Save up to $160,000 by bypassing phase I
Save up to $160,000 by bypassing phase I
Study affirms cost benefits of quicker discharge
How would you like to save from $50,000 to $160,000 annually in your same-day surgery program? You can do it with one change your patients will love, say the leaders of the recently completed Short Acting, Fast Emerg-ence (SAFE) study. The cost savings were accomplished by bypassing phase I recovery and sending patients directly from the operating room to the step-down unit. Thus, same-day surgery programs were able to reduce their lengths of stay by about one hour per patient and use less intensive nursing care in the step-down unit than patients would have received in phase I recovery.
Bypass up to 40% of general anesthetics
The question studied was whether same-day surgery programs need to have patients who may be fully recovered from surgery and anesthesia in the phase I recovery unit, which essentially is an intensive care unit, says Jeffrey Apfelbaum, MD, professor and vice chairman of clinical affairs and director of outpatient surgery in the department of anesthesia and critical care at the University of Chicago Hospitals. Apfelbaum was the originator of the SAFE study concept. (For details, see "SAFE Study at a Glance," p. 6.)
"Although none of the places we went before the SAFE study were able to bypass patients who had general anesthesia, at the end of the study, all of the facilities were able to bypass 15% to 40% of patients who had received general anesthetics and between 85% and 98% of patients having monitored anesthesia care," Apfelbaum says.
To top off the study results, morbidity was no higher when patients bypassed phase I, and the unplanned inpatient admission rate was less than .17%, he adds.
So can these results be applied to the same-day surgery field at large? "I think frankly this is the next logical step," Apfelbaum says. "Now we’ve determined that with the use of SAFE anesthetics and newer advanced minimally invasive surgical techniques, patients have the potential to be so awake and alert at the end of surgery, they don’t need the intensive care still being provided in a recovery room."
He discusses dilation and curettage (D&C), which formerly was performed as a three-day hospital stay, as an example. "Now it’s entirely possible, and frequently done, that patients can arrive in the institution at 7:15, in 10 minutes have a D&C, and be back in the parking lot before 8 a.m. The recovery is extremely rapid."
Move up time of assessment
So how are such discharge times accomplished? By moving up the time of assessment, Apfelbaum says. The criteria for discharge from the recovery room and bypassing phase I are essentially the same. Instead of keeping patients in the recovery room for an hour to see if they meet the criteria, those criteria are used to discharge patients from the OR directly to second-stage recovery. "The key is to have rigorously applied criteria, and patients must meet those criteria," he says.
You’re not necessarily making patients happier by keeping them longer, says Ted Grasela, PharmD, president, Pharmaceutical Outcomes Research in Williamsville, NY, an independent consulting firm that works with pharmaceutical companies on outcomes studies. The SAFE study originally was sponsored Glaxo Wellcome in Research Triangle Park, NC, which manufactures some of the drugs in the study. Pharmaceutical Outcomes Research is offering a benchmarking service designed to help ambulatory care facilities improve perioperative efficiency. (To contact the company, see sources, p. 7.)

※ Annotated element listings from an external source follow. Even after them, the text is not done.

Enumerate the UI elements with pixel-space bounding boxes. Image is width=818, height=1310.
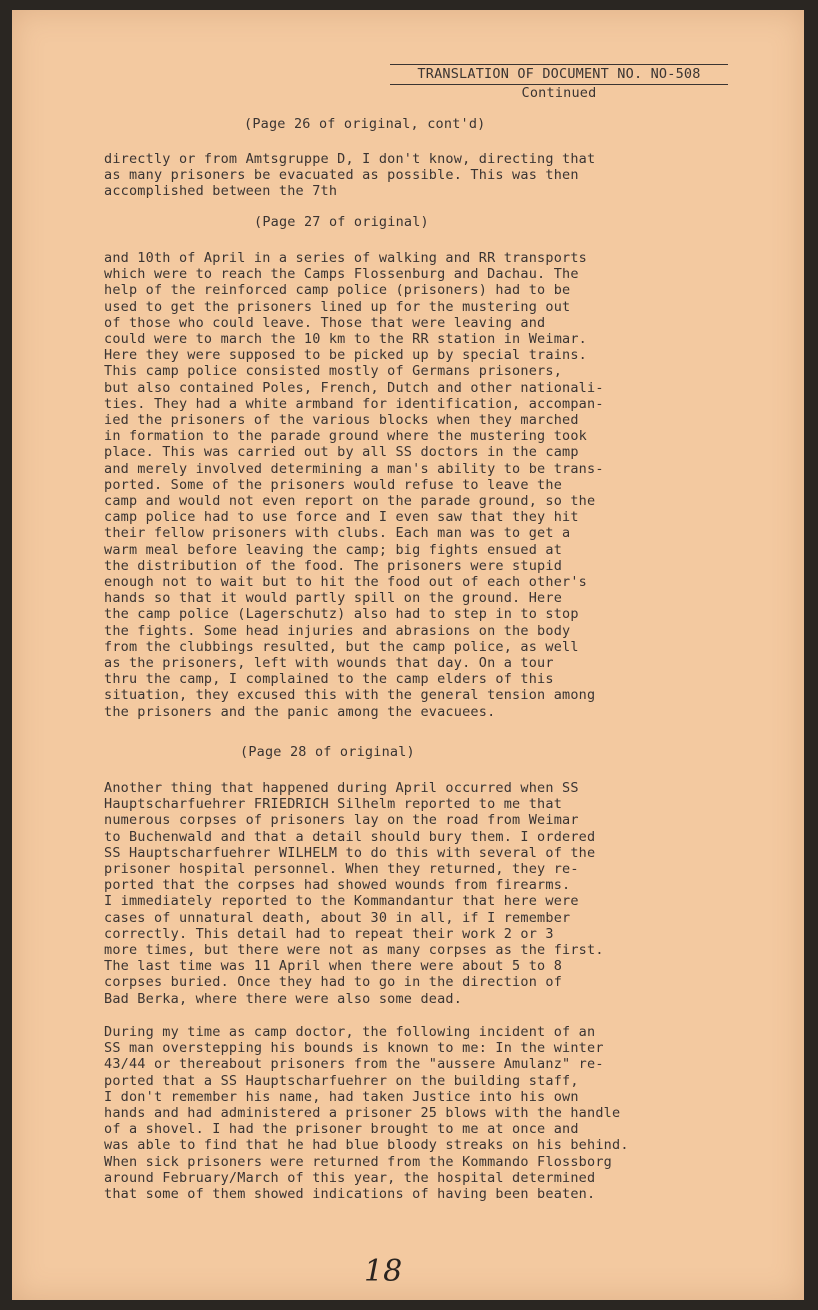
text-line: situation, they excused this with the general tension among <box>104 687 596 704</box>
text-line: Bad Berka, where there were also some dead. <box>104 990 463 1007</box>
text-line: to Buchenwald and that a detail should bury them. I ordered <box>104 828 596 845</box>
text-line: warm meal before leaving the camp; big fights ensued at <box>104 541 563 558</box>
text-line: more times, but there were not as many corpses as the first. <box>104 942 604 959</box>
text-line: and 10th of April in a series of walking and RR transports <box>104 250 588 266</box>
text-line: ported. Some of the prisoners would refuse to leave the <box>104 476 563 493</box>
text-line: camp police had to use force and I even saw that they hit <box>104 509 579 526</box>
text-line: ties. They had a white armband for identification, accompan- <box>104 395 604 412</box>
text-line: used to get the prisoners lined up for the mustering out <box>104 298 571 315</box>
text-line: This camp police consisted mostly of Germans prisoners, <box>104 363 563 380</box>
text-line: around February/March of this year, the hospital determined <box>104 1169 596 1186</box>
text-line: ported that a SS Hauptscharfuehrer on the building staff, <box>104 1072 579 1089</box>
text-line: hands and had administered a prisoner 25 blows with the handle <box>104 1105 621 1122</box>
text-line: corpses buried. Once they had to go in the direction of <box>104 974 563 991</box>
text-line: hands so that it would partly spill on the ground. Here <box>104 590 563 607</box>
document-title: TRANSLATION OF DOCUMENT NO. NO-508 <box>390 64 728 85</box>
text-line: of a shovel. I had the prisoner brought to me at once and <box>104 1121 579 1138</box>
text-line: the prisoners and the panic among the evacuees. <box>104 703 496 720</box>
text-line: that some of them showed indications of having been beaten. <box>104 1186 596 1203</box>
text-line: in formation to the parade ground where the mustering took <box>104 428 588 445</box>
text-line: their fellow prisoners with clubs. Each man was to get a <box>104 525 571 542</box>
paragraph-2 <box>104 250 724 720</box>
text-line: During my time as camp doctor, the following incident of an <box>104 1024 596 1040</box>
text-line: numerous corpses of prisoners lay on the road from Weimar <box>104 812 579 829</box>
text-line: SS Hauptscharfuehrer WILHELM to do this with several of the <box>104 844 596 861</box>
text-line: ied the prisoners of the various blocks when they marched <box>104 412 579 429</box>
document-subtitle: Continued <box>521 85 597 101</box>
page-note-28: (Page 28 of original) <box>240 744 415 760</box>
text-line: When sick prisoners were returned from the Kommando Flossborg <box>104 1153 612 1170</box>
text-line: accomplished between the 7th <box>104 183 338 200</box>
text-line: and merely involved determining a man's ability to be trans- <box>104 460 604 477</box>
text-line: Another thing that happened during April occurred when SS <box>104 780 579 796</box>
document-header <box>390 64 728 102</box>
text-line: Here they were supposed to be picked up by special trains. <box>104 347 588 364</box>
text-line: I immediately reported to the Kommandantur that here were <box>104 893 579 910</box>
text-line: camp and would not even report on the parade ground, so the <box>104 493 596 510</box>
page-note-26: (Page 26 of original, cont'd) <box>244 116 486 132</box>
text-line: prisoner hospital personnel. When they returned, they re- <box>104 861 579 878</box>
handwritten-page-number: 18 <box>364 1254 403 1289</box>
text-line: place. This was carried out by all SS doctors in the camp <box>104 444 579 461</box>
text-line: I don't remember his name, had taken Justice into his own <box>104 1088 579 1105</box>
text-line: SS man overstepping his bounds is known to me: In the winter <box>104 1040 604 1057</box>
text-line: 43/44 or thereabout prisoners from the "aussere Amulanz" re- <box>104 1056 604 1073</box>
paragraph-1 <box>104 151 724 200</box>
text-line: cases of unnatural death, about 30 in all, if I remember <box>104 909 571 926</box>
text-line: enough not to wait but to hit the food out of each other's <box>104 574 588 591</box>
text-line: thru the camp, I complained to the camp elders of this <box>104 671 554 688</box>
text-line: ported that the corpses had showed wounds from firearms. <box>104 877 571 894</box>
document-page <box>12 10 804 1300</box>
text-line: but also contained Poles, French, Dutch and other nationali- <box>104 379 604 396</box>
text-line: correctly. This detail had to repeat their work 2 or 3 <box>104 925 554 942</box>
text-line: as the prisoners, left with wounds that day. On a tour <box>104 655 554 672</box>
text-line: as many prisoners be evacuated as possible. This was then <box>104 167 579 184</box>
text-line: was able to find that he had blue bloody streaks on his behind. <box>104 1137 629 1154</box>
text-line: of those who could leave. Those that were leaving and <box>104 314 546 331</box>
page-note-27: (Page 27 of original) <box>254 214 429 230</box>
paragraph-4 <box>104 1024 724 1202</box>
text-line: the camp police (Lagerschutz) also had to step in to stop <box>104 606 579 623</box>
text-line: the fights. Some head injuries and abrasions on the body <box>104 622 571 639</box>
text-line: the distribution of the food. The prisoners were stupid <box>104 557 563 574</box>
text-line: from the clubbings resulted, but the camp police, as well <box>104 638 579 655</box>
text-line: Hauptscharfuehrer FRIEDRICH Silhelm reported to me that <box>104 796 563 813</box>
text-line: directly or from Amtsgruppe D, I don't know, directing that <box>104 151 596 167</box>
text-line: help of the reinforced camp police (prisoners) had to be <box>104 282 571 299</box>
paragraph-3 <box>104 780 724 1007</box>
text-line: could were to march the 10 km to the RR station in Weimar. <box>104 331 588 348</box>
text-line: The last time was 11 April when there were about 5 to 8 <box>104 958 563 975</box>
text-line: which were to reach the Camps Flossenburg and Dachau. The <box>104 266 579 283</box>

"More is not necessarily always better if you have a person who can be discharged sooner," Grasela says. "That person may be just as happy to move on with normal activities rather than spending additional time in the recovery room."
To help same-day surgery staff accept such an idea, Apfelbaum and other study leaders met with anesthesiologists, nurse anesthetists, surgeons, OR nurses, recovery room nurses, and hospital managers at the participating facilities. They showed how to apply a rigorous set of criteria for patients in the OR following ambulatory surgery. (See list of discharge criteria, p. 7.)
Anesthesiologists could compare their performance against that of their peers, Apfelbaum says. "If one anesthesiologist consistently had a recovery profile of two hours, and another was able to bypass [phase I] regularly, the first doc would look at data and ask, What is that doctor doing differently? I might be able to modify my practice.’"
Also, facility managers could see how their programs compared with others in the study, Grasela says. "If one site develops a unique solution or innovative solution to problem, we were able to share those experiences with other sites."
For example, one surgery center that was having difficulty with pain management after surgery decided to dedicate one full-time anesthesiologist to that issue. "We had another center with a similar problem," he says. "That gave them food for thought, in terms of how to handle and who to manage."
The value of data collection was one of the key lessons from the SAFE study. "There’s a lot of pressure on health care to deliver high quality care at the lowest cost," Grasela says. "By using that information better, we can make patient care decisions that deliver care that is high quality, low cost."